Day: September 21st, 2006
StandUp for Kids
StandUp For Kids is the nation’s largest all-volunteer, non-profit organization dedicated to working with and for runaway, homeless and street-dependent youth since 1990.
The information session CS and I attended after work on Thursday was being held at the Time Warner Center (25 Columbus Circle, or according to the condo developers: One Central Park.) HN, StandUp for Kids – NYC’s new Executive Director, had arranged for the group to gather on the sun terrace of his building, and at first I was concerned that the breathtaking views from the 51st floor aerie would distract from his presentation. But once he began speaking in earnest about the organization and the volunteers’ works, we in attendance were hard-pressed not to take notice.
He began with a series of grim statistics about the plight of runaways: half of the children who leave home return within a week; those who don’t – or can’t — live on the streets for an average of three years. Of those, 5,000 die every year – 13 a day – from violence, disease or suicide. Half of the ones who do survive, become pregnant or infected with sexually transmitted diseases.

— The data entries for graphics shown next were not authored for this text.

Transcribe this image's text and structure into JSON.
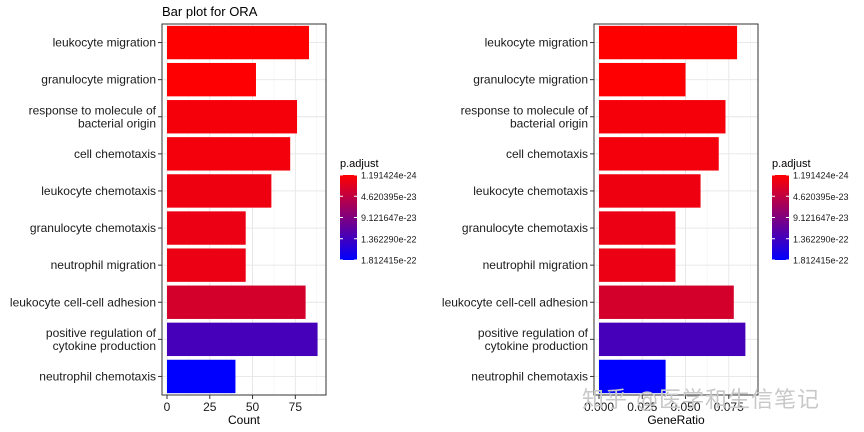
{
  "chart_data": [
    {
      "type": "bar",
      "orientation": "horizontal",
      "title": "Bar plot for ORA",
      "xlabel": "Count",
      "ylabel": "",
      "xlim": [
        0,
        90
      ],
      "xticks": [
        0,
        25,
        50,
        75
      ],
      "xtick_labels": [
        "0",
        "25",
        "50",
        "75"
      ],
      "categories": [
        "leukocyte migration",
        "granulocyte migration",
        "response to molecule of\nbacterial origin",
        "cell chemotaxis",
        "leukocyte chemotaxis",
        "granulocyte chemotaxis",
        "neutrophil migration",
        "leukocyte cell-cell adhesion",
        "positive regulation of\ncytokine production",
        "neutrophil chemotaxis"
      ],
      "values": [
        83,
        52,
        76,
        72,
        61,
        46,
        46,
        81,
        88,
        40
      ],
      "color_values": [
        1.191424e-24,
        2.1e-24,
        8e-24,
        9.5e-24,
        1.25e-23,
        1.5e-23,
        1.5e-23,
        3.2e-23,
        1.32e-22,
        1.812415e-22
      ],
      "legend": {
        "title": "p.adjust",
        "labels": [
          "1.191424e-24",
          "4.620395e-23",
          "9.121647e-23",
          "1.362290e-22",
          "1.812415e-22"
        ],
        "min": 1.191424e-24,
        "max": 1.812415e-22,
        "color_low": "#FF0000",
        "color_high": "#0000FF"
      },
      "grid": true
    },
    {
      "type": "bar",
      "orientation": "horizontal",
      "title": "",
      "xlabel": "GeneRatio",
      "ylabel": "",
      "xlim": [
        0,
        0.089
      ],
      "xticks": [
        0,
        0.025,
        0.05,
        0.075
      ],
      "xtick_labels": [
        "0.000",
        "0.025",
        "0.050",
        "0.075"
      ],
      "categories": [
        "leukocyte migration",
        "granulocyte migration",
        "response to molecule of\nbacterial origin",
        "cell chemotaxis",
        "leukocyte chemotaxis",
        "granulocyte chemotaxis",
        "neutrophil migration",
        "leukocyte cell-cell adhesion",
        "positive regulation of\ncytokine production",
        "neutrophil chemotaxis"
      ],
      "values": [
        0.0798,
        0.05,
        0.0731,
        0.0692,
        0.0587,
        0.0442,
        0.0442,
        0.0779,
        0.0846,
        0.0385
      ],
      "color_values": [
        1.191424e-24,
        2.1e-24,
        8e-24,
        9.5e-24,
        1.25e-23,
        1.5e-23,
        1.5e-23,
        3.2e-23,
        1.32e-22,
        1.812415e-22
      ],
      "legend": {
        "title": "p.adjust",
        "labels": [
          "1.191424e-24",
          "4.620395e-23",
          "9.121647e-23",
          "1.362290e-22",
          "1.812415e-22"
        ],
        "min": 1.191424e-24,
        "max": 1.812415e-22,
        "color_low": "#FF0000",
        "color_high": "#0000FF"
      },
      "grid": true
    }
  ],
  "watermark": "知乎 @医学和生信笔记"
}
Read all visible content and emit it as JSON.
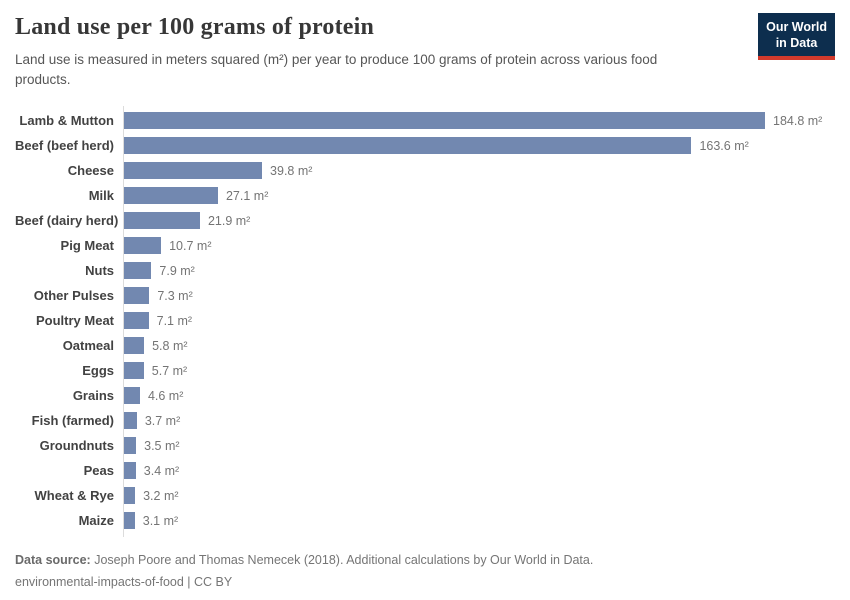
{
  "header": {
    "title": "Land use per 100 grams of protein",
    "subtitle": "Land use is measured in meters squared (m²) per year to produce 100 grams of protein across various food products.",
    "logo": {
      "line1": "Our World",
      "line2": "in Data",
      "bg_color": "#0d2e4e",
      "accent_color": "#d23a2c"
    }
  },
  "chart_data": {
    "type": "bar",
    "orientation": "horizontal",
    "title": "Land use per 100 grams of protein",
    "categories": [
      "Lamb & Mutton",
      "Beef (beef herd)",
      "Cheese",
      "Milk",
      "Beef (dairy herd)",
      "Pig Meat",
      "Nuts",
      "Other Pulses",
      "Poultry Meat",
      "Oatmeal",
      "Eggs",
      "Grains",
      "Fish (farmed)",
      "Groundnuts",
      "Peas",
      "Wheat & Rye",
      "Maize"
    ],
    "values": [
      184.8,
      163.6,
      39.8,
      27.1,
      21.9,
      10.7,
      7.9,
      7.3,
      7.1,
      5.8,
      5.7,
      4.6,
      3.7,
      3.5,
      3.4,
      3.2,
      3.1
    ],
    "unit": "m²",
    "xlabel": "",
    "ylabel": "",
    "xlim": [
      0,
      190
    ],
    "grid": false,
    "legend": "none",
    "bar_color": "#7288b0",
    "axis_color": "#dcdcdc"
  },
  "footer": {
    "source_label": "Data source:",
    "source_text": " Joseph Poore and Thomas Nemecek (2018). Additional calculations by Our World in Data.",
    "link_text": "environmental-impacts-of-food",
    "license_separator": " | ",
    "license_text": "CC BY"
  }
}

Although these children are notoriously difficult to document and track, most estimates put their numbers around the country at over 1.5 million — over 500,000 younger than 15 years old. New York City alone claims tens of thousands of these runaways in its streets, many of whom are trying to escape deep poverty, or unimaginable abuse. Once on their own, they have scant options for survival outside of begging, stealing, selling drugs or prostitution. StandUp For Kids runs an extensive community outreach program, with volunteers on the streets in shifts, reaching out to these kids, and distributing food and items such as shampoo, condoms and dry, clean socks. They target pockets of the city where runaways are known to convene: the Christopher Street piers, the Port Authority bus terminal, Columbus Circle — just steps from the very building we were sitting atop, where a two-bedroom apartment rents for $28,000 a month. For years, after late nights at the office, I’d see these gangs of teens circling aimlessly with their skateboards around 2 Columbus Circle, never realizing that they just didn’t have anywhere else to go.
As the sun set and the chill of impending autumn settled in the air, we retreated to the building’s private screening room and watched a short film about StandUp for Kid’s mission, featuring the founder, Richard L. Koca. For more information on what you can do to help, please check out the StandUp for Kids national or local websites.
After the presentation, CS and I joined HN and his friends SK and SN at Valhalla, where we met up with three other session attendees. Lively, if possibly young-skewing, crowd at this Hells Kitchen neighborhood spot, but she and I will probably stick to our own standby place. And in fact, we closed out our evening there over Diet Cokes.